Prochain arrêt : Calgary
Le 66e congrès annuel de l’Association royale de numismatique du Canada (ARNC) se tiendra au pays de la rose aciculaire, et le Musée de la Banque du Canada a organisé des activités palpitantes pour cette occasion.
Chaque année, le congrès de l’ARNC a lieu dans une ville canadienne différente, et chaque année, le Musée de la Banque du Canada y participe en y tenant des présentoirs, en y faisant des exposés et en prenant part à des réunions.
Cette année, la ville de Calgary, en Alberta, accueillera plus de 250 numismates (spécialistes des monnaies) et collectionneurs passionnés qui assistent assidûment aux congrès de l’association. Lorsque vient le temps de choisir quels grands trésors de la Collection nationale de monnaies seront présentés, nos conservateurs s’inspirent du lieu où se tiendra l’événement. Or, Calgary est l’endroit parfait pour mettre en valeur les objets moins connus de cette collection qui comprend bien plus que des pièces de monnaie et des billets de banque.
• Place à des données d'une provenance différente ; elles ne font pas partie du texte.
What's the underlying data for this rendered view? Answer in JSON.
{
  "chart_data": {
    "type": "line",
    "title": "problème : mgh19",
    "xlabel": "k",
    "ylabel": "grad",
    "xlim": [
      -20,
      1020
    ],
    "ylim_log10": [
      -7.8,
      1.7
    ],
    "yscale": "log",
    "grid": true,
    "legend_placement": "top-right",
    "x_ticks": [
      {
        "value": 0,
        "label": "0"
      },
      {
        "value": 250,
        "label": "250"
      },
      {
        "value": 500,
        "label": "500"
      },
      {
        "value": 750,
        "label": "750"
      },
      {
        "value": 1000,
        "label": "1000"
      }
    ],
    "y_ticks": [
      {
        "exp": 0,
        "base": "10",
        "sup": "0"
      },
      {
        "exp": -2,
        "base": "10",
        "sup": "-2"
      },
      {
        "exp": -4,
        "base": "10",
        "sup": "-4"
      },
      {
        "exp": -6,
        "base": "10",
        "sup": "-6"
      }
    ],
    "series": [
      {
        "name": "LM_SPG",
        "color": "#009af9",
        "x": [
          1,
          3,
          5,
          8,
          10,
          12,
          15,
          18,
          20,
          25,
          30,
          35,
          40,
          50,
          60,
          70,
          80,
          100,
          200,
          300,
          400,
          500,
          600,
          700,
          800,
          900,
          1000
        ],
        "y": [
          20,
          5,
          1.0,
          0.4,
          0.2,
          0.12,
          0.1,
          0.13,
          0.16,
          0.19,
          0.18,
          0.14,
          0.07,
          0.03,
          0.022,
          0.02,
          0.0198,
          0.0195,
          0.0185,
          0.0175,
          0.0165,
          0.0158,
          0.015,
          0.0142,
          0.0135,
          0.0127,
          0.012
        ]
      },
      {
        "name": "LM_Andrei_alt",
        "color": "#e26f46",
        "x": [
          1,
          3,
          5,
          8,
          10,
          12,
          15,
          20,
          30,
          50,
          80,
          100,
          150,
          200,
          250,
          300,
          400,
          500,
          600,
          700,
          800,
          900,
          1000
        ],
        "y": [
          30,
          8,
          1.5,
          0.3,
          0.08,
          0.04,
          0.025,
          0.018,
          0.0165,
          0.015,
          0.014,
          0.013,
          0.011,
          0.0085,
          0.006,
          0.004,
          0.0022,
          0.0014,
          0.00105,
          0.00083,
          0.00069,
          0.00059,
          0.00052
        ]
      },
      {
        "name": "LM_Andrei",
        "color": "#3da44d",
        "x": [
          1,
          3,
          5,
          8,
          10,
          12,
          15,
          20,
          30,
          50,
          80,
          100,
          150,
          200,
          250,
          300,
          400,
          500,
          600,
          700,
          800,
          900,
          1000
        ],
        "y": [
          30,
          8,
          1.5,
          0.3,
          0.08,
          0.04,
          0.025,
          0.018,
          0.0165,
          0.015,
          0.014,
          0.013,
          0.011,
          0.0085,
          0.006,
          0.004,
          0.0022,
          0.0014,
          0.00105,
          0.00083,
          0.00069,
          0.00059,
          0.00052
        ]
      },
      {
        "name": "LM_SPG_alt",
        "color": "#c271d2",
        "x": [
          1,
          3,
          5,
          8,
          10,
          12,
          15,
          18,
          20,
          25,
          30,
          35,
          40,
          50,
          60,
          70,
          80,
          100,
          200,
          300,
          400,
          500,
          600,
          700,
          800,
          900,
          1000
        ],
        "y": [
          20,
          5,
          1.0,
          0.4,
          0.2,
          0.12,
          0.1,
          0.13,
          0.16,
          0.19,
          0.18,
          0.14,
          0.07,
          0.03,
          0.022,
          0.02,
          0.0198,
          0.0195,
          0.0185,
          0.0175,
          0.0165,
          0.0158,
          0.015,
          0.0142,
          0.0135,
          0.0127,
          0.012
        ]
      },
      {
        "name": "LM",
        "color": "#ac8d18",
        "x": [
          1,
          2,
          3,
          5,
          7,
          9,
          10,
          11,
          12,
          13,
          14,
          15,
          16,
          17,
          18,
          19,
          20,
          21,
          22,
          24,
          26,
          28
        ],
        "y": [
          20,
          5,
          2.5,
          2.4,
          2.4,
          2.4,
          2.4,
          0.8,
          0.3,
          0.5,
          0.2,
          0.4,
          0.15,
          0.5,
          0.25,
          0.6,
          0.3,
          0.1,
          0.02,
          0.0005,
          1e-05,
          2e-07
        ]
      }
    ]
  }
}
Coup d’œil à l’histoire riche – et parfois chaotique – de la monnaie en Alberta
L’Alberta s’est jointe à la fédération canadienne relativement tard, soit en 1905, en même temps que la Saskatchewan. Avant cela, ni la province ni ses grands centres urbains, Calgary et Edmonton, n’avaient de monnaie officielle ou même officieuse. Pour cette raison, je me suis dit que trouver des objets à exposer lors du congrès serait tout un défi! Mais en faisant quelques recherches à l’aide de mots-clés dans notre excellente base de données, nous avons découvert que la Collection nationale de monnaies contient plus de 1 400 objets provenant de l’Alberta.
Étant donné ce choix si vaste et varié, j’ai dû écourter la liste des thèmes à aborder lors du congrès afin d’y présenter un nombre raisonnable d’objets. Les sujets que j’ai choisis sont éclectiques : pièces de monnaie étrangères qui ont circulé à Calgary; monnaie émise comme mesure d’aide temporaire lors de la Grande Dépression; obligations, opérations bancaires et faillites; jetons commerciaux provenant de l’A à Z (ou presque) des villes albertaines.
Des pièces de monnaie des « Détroits » en circulation à Calgary…
Au moment où, dans l’Ouest, on se remettait à peine de la ruée vers l’or de la vallée du Fraser (1858) et du Klondike (1896), les gens préféraient, naturellement, les pièces de monnaie aux billets de banque. Toutefois, les pièces se faisaient rares dans les Prairies et il n’était pas facile d’en trouver des valables. Avant que l’Alberta devienne une province canadienne, ses habitants obtenaient principalement leur argent des banques et se retrouvaient avec un méli-mélo de pièces canadiennes, américaines et étrangères, qui étaient souvent très usées, mutilées ou fausses.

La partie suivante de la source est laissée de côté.